The thyroid gland is responsible for regulating the rate of metabolism, and when it is functioning at a rate less than normal it is known as hypothyroidism. Hypothyroidism is typically caused by one of two diseases: lymphocytic thyroiditis or idiopathic thyroid gland atrophy. Rarely, it may be caused by cancer of the thyroid gland.
Hypothyroidism affects nearly every organ in the body. The resulting symptoms include weight gain without an increase in appetite, lethargy, excessive shedding, high blood cholesterol, cold intolerance, and an increased susceptibility to skin and ear infections.
Your veterinarian will likely administer a T4 test to measure the levels of the main thyroid hormone to determine whether or not your pup may be experiencing hypothyroidism. Additional testing may be necessary. While this disorder is treatable, it is not curable. A replacement thyroid hormone must be administered for the remainder of the dog’s life. However, if treated properly, there is no reason your pup can’t live a normal, happy life.
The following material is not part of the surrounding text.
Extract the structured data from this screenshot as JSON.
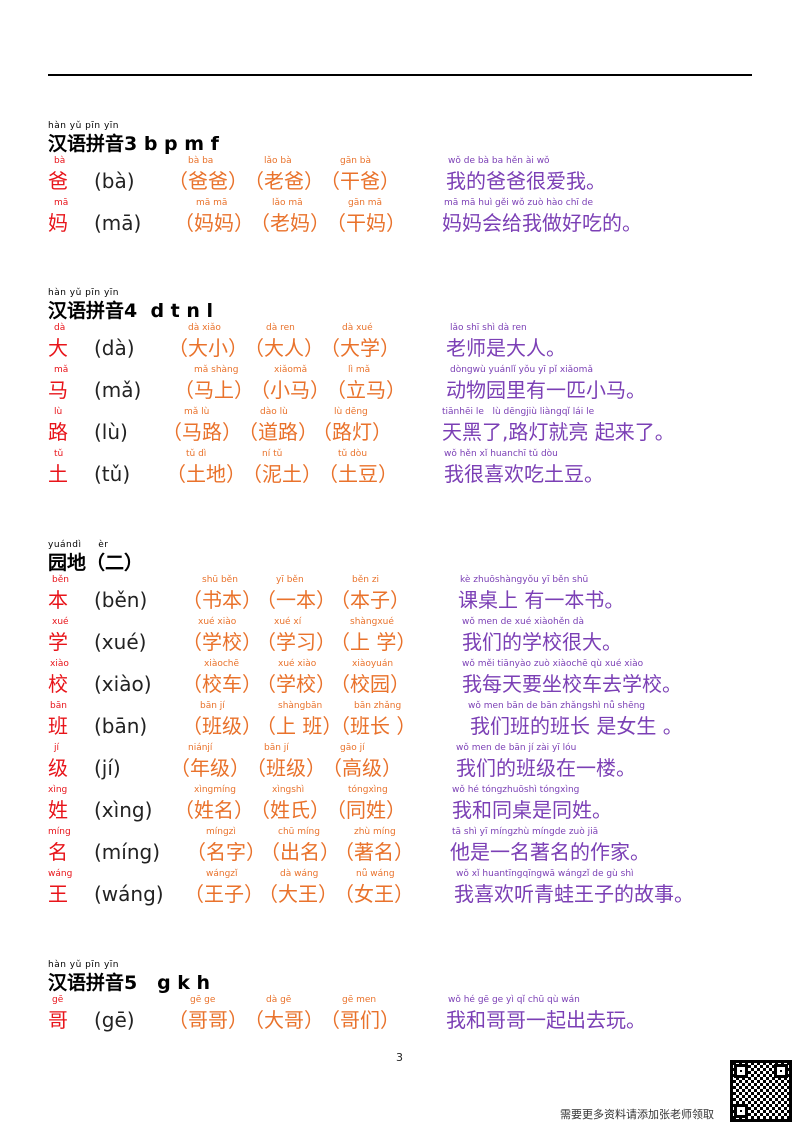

Contrary to hypothyroidism, hyperthyroidism is characterized by an over active thyroid gland resulting in an increased metabolic rate. This disorder is common in older cats. The heart is the organ that is most affected by this disease as it is over stimulated causing blood to be pumped
faster and more forcefully resulting in increased blood pressure. An increased metabolic rate and a decrease in your cat’s weight (even with an increased appetite) are common signs of hyperthyroidism. Excessive intake of water and urination are also indicators.
Your veterinarian will take special care in diagnosing your kitty. There are a variety of ways to treat this disease, including Radioiodine Therapy medication, surgery or prescription diets. Your veterinarian will discuss the pros and cons of each treatment and help you make the best choice for your cat. While there are no known preventative measures, regular visits to the vet especially with old age will help keep your cat in the best shape possible.